Was it minority report or the matrix that showed humans storing data on glass?
Either way, this is pretty cool.
Star Trek also has this.
I think the blade runner sequel had something like this too.
in The Expanse their ships are somehow powered/controlled by a shelf of things that look like this
I think you’re thinking of Star Wars. Like episode 2 or something.
In 2001, HAL is disconnected through glass like components.
I don’t remember this anywhere in the matrix
It seems like it would make for a great replacement for Tape Backups that are currently used for long term storage. They are easy to write to but hard to read from and restore. It’ll probably be a great technology to put backups on especially if it lasts as long as they say. The challenge will probably come in with the specialized reading and writing laser / microscopes being expensive.

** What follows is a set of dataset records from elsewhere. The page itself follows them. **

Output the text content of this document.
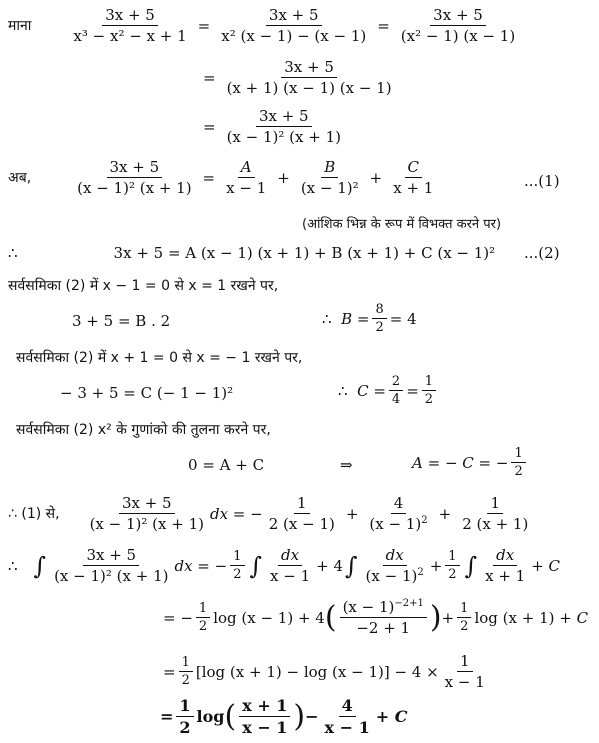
माना	$\frac{3x + 5}{\text{x³ − x² − x + 1}} = \frac{3x + 5}{\text{x² (x − 1) − (x − 1)}} = \frac{3x + 5}{\text{(x² − 1) (x − 1)}}$
= $\frac{3x + 5}{(x + 1) (x - 1) (x - 1)}$
= $\frac{3x + 5}{\text{(x − 1)² (x + 1)}}$
अब,	$\frac{3x + 5}{\text{(x − 1)² (x + 1)}} = \frac{A}{x - 1} + \frac{B}{\text{(x − 1)²}} + \frac{C}{x + 1}$	...(1)
(आंशिक भिन्न के रूप में विभक्त करने पर)
∴	3x + 5 = A (x − 1) (x + 1) + B (x + 1) + C (x − 1)² ...(2)
सर्वसमिका (2) में x − 1 = 0 से x = 1 रखने पर,
3 + 5 = B . 2	∴  $B = \frac{8}{2} = 4$
सर्वसमिका (2) में x + 1 = 0 से x = − 1 रखने पर,
− 3 + 5 = C (− 1 − 1)²	∴  $C = \frac{2}{4} = \frac{1}{2}$
सर्वसमिका (2) x² के गुणांको की तुलना करने पर,
0 = A + C	⇒	A = − C = − $\frac{1}{2}$
∴ (1) से, $\frac{3x + 5}{\text{(x − 1)² (x + 1)}}$ dx = − $\frac{1}{2 (x - 1)} + \frac{4}{(x - 1)^2} + \frac{1}{2 (x + 1)}$
∴ ∫ $\frac{3x + 5}{\text{(x − 1)² (x + 1)}}$ dx = − $\frac{1}{2}$ ∫ $\frac{dx}{x - 1} + 4$ ∫ $\frac{dx}{(x - 1)^2} + \frac{1}{2}$ ∫ $\frac{dx}{x + 1} + C$
= − $\frac{1}{2}$ log (x − 1) + 4 ( $\frac{(x - 1)^{-2+1}}{-2 + 1}$ ) + $\frac{1}{2}$ log (x + 1) + C
= $\frac{1}{2} [\log$ $(x + 1) - \log (x - 1)] - 4 \times \frac{1}{x - 1}$
= $\frac{1}{2}$ log ( $\frac{x + 1}{x - 1}$ ) − $\frac{4}{x - 1} + C$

According to the article, they’re using their AI cloud service to decode the data, so it’s also likely so computationally expensive to decode that it won’t be practical. Seems more like a gimmick to woo investors that won’t actually ever see real world use, at least not any time soon. I suppose you could make the argument that you can back up data on it now, and hope reading it becomes more practical later, but then it’s more of a supplement to tape backup, rather than a replacement.
using their AI cloud service to decode the data
The hell does that even mean? Is it a model that convinces people it’s decrypting data while taking guesses based on the training set?
There is certainly an element of this being PR for Microsoft. But it is worth considering that a huge amount of computing is done in large data centers.
I think this fact could easily jump-start the use of a technology such as this. If it starts out where every large to mid-sized data center has a reader and writer shared among their thousands of customers it certainly would make it more viable.
I would guess the AI service is MS’s way of trying to make sure they control the technology. Hopefully, it eventually can get replaced by a local AI model rather than MS’s proprietary AI.
I remember when they told us a CD would last for hundreds of years LOL
Is this what Hal 9000’s memories were stored on?
So… all the from Star Gate glass stuff might be quite accurate?
Don’t forget Isolinear Chips.
Aren’t isolinear chips rewritable though
They were, but odds are a future generation of glass storage will be too. CDs started off as a hard WORM ROM, but eventually a rewriting process was developed. I just checked, CDs are from 1982, and CD-RW were introduced in 1997, so I would likely expect about the same turnaround of ~15 years from when these are released to the public.